Parmenides of Elea was a Presocratic Greek philosopher. As the first philosopher to inquire into the nature of existence itself, he is incontrovertibly credited as the “Father of Metaphysics.” As the first to employ deductive, a priori arguments to justify his claims, he competes with Aristotle for the title “Father of Logic.” He is also commonly thought of as the founder of the “Eleatic School” of thought—a philosophical label ascribed to Presocratics who purportedly argued that reality is in some sense a unified and unchanging singular entity. This has often been understood to mean there is just one thing in all of existence. In light of this questionable interpretation, Parmenides has traditionally been viewed as a pivotal figure in the history of philosophy: one who challenged the physical systems of his predecessors and set forth for his successors the metaphysical criteria any successful system must meet. Other thinkers, also commonly thought of as Eleatics, include: Zeno of Elea, Melissus of Samos, and (more controversially) Xenophanes of Colophon.

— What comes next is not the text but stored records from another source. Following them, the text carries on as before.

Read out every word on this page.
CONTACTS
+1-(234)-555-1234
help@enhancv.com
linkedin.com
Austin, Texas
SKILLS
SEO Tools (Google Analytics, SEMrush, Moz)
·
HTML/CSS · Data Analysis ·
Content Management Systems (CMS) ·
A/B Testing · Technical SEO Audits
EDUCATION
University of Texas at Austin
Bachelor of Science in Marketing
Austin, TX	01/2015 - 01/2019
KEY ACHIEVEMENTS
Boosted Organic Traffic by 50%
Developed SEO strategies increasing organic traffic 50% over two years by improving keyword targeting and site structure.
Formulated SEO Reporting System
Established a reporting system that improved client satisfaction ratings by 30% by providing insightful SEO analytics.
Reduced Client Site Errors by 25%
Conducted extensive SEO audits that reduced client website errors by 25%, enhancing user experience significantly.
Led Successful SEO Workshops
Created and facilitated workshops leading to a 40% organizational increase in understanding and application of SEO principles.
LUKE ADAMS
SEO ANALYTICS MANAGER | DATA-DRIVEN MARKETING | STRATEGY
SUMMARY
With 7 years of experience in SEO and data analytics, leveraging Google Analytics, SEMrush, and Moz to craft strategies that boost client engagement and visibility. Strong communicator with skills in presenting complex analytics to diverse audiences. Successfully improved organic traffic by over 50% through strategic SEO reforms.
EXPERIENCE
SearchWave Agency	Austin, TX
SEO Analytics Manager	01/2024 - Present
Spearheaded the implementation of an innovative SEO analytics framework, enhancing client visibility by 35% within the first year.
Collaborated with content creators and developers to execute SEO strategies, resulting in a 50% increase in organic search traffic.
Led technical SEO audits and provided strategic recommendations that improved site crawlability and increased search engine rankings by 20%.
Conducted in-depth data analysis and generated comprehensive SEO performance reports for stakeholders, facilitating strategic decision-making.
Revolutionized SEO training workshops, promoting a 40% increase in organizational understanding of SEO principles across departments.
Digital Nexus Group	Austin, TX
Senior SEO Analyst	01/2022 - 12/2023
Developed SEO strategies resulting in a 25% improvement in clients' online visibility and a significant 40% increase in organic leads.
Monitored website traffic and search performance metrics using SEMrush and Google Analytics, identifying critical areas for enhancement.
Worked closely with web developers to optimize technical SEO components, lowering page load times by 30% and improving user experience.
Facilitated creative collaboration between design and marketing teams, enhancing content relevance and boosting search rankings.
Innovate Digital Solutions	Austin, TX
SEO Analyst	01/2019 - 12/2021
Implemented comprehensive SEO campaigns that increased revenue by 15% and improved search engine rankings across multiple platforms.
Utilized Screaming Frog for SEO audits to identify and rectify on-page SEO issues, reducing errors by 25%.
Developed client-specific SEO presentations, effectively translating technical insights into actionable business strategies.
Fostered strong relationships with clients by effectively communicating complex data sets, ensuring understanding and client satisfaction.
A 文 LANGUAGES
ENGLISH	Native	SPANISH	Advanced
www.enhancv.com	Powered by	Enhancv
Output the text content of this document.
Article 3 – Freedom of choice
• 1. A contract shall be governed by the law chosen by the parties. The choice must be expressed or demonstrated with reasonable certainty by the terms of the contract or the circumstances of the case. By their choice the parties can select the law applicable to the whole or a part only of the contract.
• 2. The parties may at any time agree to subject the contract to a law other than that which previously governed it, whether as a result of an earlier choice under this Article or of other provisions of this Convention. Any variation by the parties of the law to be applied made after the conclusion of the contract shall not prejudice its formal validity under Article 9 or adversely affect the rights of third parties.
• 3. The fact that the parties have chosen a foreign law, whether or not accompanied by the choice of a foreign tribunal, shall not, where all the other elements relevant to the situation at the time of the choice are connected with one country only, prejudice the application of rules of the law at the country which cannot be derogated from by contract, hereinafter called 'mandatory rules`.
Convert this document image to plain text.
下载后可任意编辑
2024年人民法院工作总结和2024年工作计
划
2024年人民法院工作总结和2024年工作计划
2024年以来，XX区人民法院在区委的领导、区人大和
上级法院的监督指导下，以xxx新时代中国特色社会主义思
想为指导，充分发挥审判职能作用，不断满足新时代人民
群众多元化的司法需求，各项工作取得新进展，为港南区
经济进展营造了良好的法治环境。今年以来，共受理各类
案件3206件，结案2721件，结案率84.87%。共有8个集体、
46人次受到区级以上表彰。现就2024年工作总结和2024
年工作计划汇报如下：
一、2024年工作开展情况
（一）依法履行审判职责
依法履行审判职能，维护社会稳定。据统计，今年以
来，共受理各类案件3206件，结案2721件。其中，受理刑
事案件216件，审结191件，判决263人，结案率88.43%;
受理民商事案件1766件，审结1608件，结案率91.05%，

Parmenides’ only written work is a poem entitled, supposedly, but likely erroneously, On Nature. Only a limited number of “fragments” (more precisely, quotations by later authors) of his poem are still in existence, which have traditionally been assigned to three main sections—Proem, Reality (Alétheia), and Opinion (Doxa). The Proem (prelude) features a young man on a cosmic (perhaps spiritual) journey in search of enlightenment, expressed in traditional Greek religious motifs and geography. This is followed by the central, most philosophically-oriented section (Reality). Here, Parmenides positively endorses certain epistemic guidelines for inquiry, which he then uses to argue for his famous metaphysical claims—that “what is” (whatever is referred to by the word “this”) cannot be in motion, change, come-to-be, perish, lack uniformity, and so forth. The final section (Opinion) concludes the poem with a theogonical and cosmogonical account of the world, which paradoxically employs the very phenomena (motion, change, and so forth) that Reality seems to have denied. Furthermore, despite making apparently true claims (for example, the moon gets its light from the sun), the account offered in Opinion is supposed to be representative of the mistaken “opinions of mortals,” and thus is to be rejected on some level.
All three sections of the poem seem particularly contrived to yield a cohesive and unified thesis. However, discerning exactly what that thesis is supposed to be has proven a vexing, perennial problem since ancient times. Even Plato expressed reservations as to whether Parmenides’ “noble depth” could be understood at all—and Plato possessed Parmenides’ entire poem, a blessing denied to modern scholars. Although there are many important philological and philosophical questions surrounding Parmenides’ poem, the central question for Parmenidean studies is addressing how the positively-endorsed, radical conclusions of Reality can be adequately reconciled with the seemingly contradictory cosmological account Parmenides rejects in Opinion. The primary focus of this article is to provide the reader with sufficient background to appreciate this interpretative problem and the difficulties with its proposed solutions.